Here’s the biggest difference between offense and provocation: Offense shuts out, isolates, and flees from, while provocation runs toward, invites in, and opens up.

 

An offended brother is more unyielding than a fortified city, and disputes are like the barred gates of a citadel (Proverbs 18:19 niv).

 

I wonder how the scene in Acts would have changed if Paul had become like a fortified city; if he had been unyielding and refused to engage people who lived a lifestyle that was contrary to his own. But he did not retreat. He did not bar the gates and keep others out. No, he worked hard to reason with those around him to convince them of the truth of Jesus.

Offense is counterproductive to the gospel. It builds walls too high for people to climb. When we focus on offense, life becomes more about a set of rules and regulations— doing this and not doing that. The gospel is all about relationships:

 

Let us therefore make every effort to do what leads to peace and to mutual edification. Do not destroy the work of God for the sake of food. All food is clean, but it is wrong for a man to eat anything that causes someone else to stumble. It is better not to eat meat or drink wine or to do anything else that will cause your brother to fall.

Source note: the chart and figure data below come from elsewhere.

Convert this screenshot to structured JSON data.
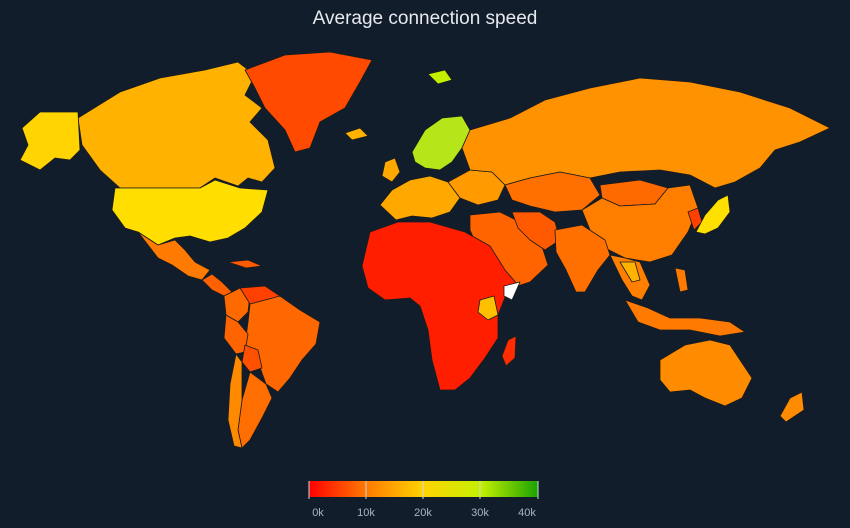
{
  "title": "Average connection speed",
  "colors": {
    "background": "#121d2c",
    "scale": [
      "#ff0000",
      "#ff7a00",
      "#ffd400",
      "#c4f000",
      "#1aa300"
    ],
    "no_data": "#ffffff"
  },
  "legend": {
    "min": 0,
    "max": 40000,
    "ticks": [
      "0k",
      "10k",
      "20k",
      "30k",
      "40k"
    ]
  },
  "regions": [
    {
      "name": "Greenland",
      "color": "#ff4a00"
    },
    {
      "name": "Canada",
      "color": "#ffb300"
    },
    {
      "name": "Alaska",
      "color": "#ffd400"
    },
    {
      "name": "United States",
      "color": "#ffde00"
    },
    {
      "name": "Mexico",
      "color": "#ff7a00"
    },
    {
      "name": "Central America",
      "color": "#ff6000"
    },
    {
      "name": "Cuba",
      "color": "#ff5a00"
    },
    {
      "name": "Colombia",
      "color": "#ff6a00"
    },
    {
      "name": "Venezuela",
      "color": "#ff4000"
    },
    {
      "name": "Brazil",
      "color": "#ff6800"
    },
    {
      "name": "Peru",
      "color": "#ff6400"
    },
    {
      "name": "Bolivia",
      "color": "#ff5000"
    },
    {
      "name": "Argentina",
      "color": "#ff6e00"
    },
    {
      "name": "Chile",
      "color": "#ff8a00"
    },
    {
      "name": "Iceland",
      "color": "#ffb300"
    },
    {
      "name": "Scandinavia",
      "color": "#b6e619"
    },
    {
      "name": "Western Europe",
      "color": "#ffa800"
    },
    {
      "name": "Eastern Europe",
      "color": "#ff9a00"
    },
    {
      "name": "Russia",
      "color": "#ff9200"
    },
    {
      "name": "Central Asia",
      "color": "#ff7000"
    },
    {
      "name": "Middle East",
      "color": "#ff6400"
    },
    {
      "name": "Iran",
      "color": "#ff5a00"
    },
    {
      "name": "India",
      "color": "#ff7000"
    },
    {
      "name": "China",
      "color": "#ff7e00"
    },
    {
      "name": "Mongolia",
      "color": "#ff6a00"
    },
    {
      "name": "Korea",
      "color": "#ff4000"
    },
    {
      "name": "Japan",
      "color": "#ffe000"
    },
    {
      "name": "Southeast Asia",
      "color": "#ff8000"
    },
    {
      "name": "Thailand",
      "color": "#ffb300"
    },
    {
      "name": "Indonesia",
      "color": "#ff7a00"
    },
    {
      "name": "Africa",
      "color": "#ff1e00"
    },
    {
      "name": "Kenya",
      "color": "#ffc000"
    },
    {
      "name": "Madagascar",
      "color": "#ff2c00"
    },
    {
      "name": "Australia",
      "color": "#ff8c00"
    },
    {
      "name": "New Zealand",
      "color": "#ff8c00"
    },
    {
      "name": "Svalbard",
      "color": "#c4f000"
    }
  ]
}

So whatever you believe about these things keep between yourself and God. Blessed is the man who does not condemn himself by what he approves. But the man who has doubts is condemned if he eats, because his eating is not from faith; and everything that does not come from faith is sin (Romans 14:19-23 niv).

 

Ironically, this very passage that is so often used to condemn behavior that many Christians find offensive is really dealing with a relational reality of not leading other believers into sin. The offense then, in this context, is directed toward God. Paul is not talking about offending someone else or being offended by the actions of another, his is speaking to these believers about how they are to love one another.

Love each other. Don’t lead, intentionally or unintentionally, another person into anything that will offend God.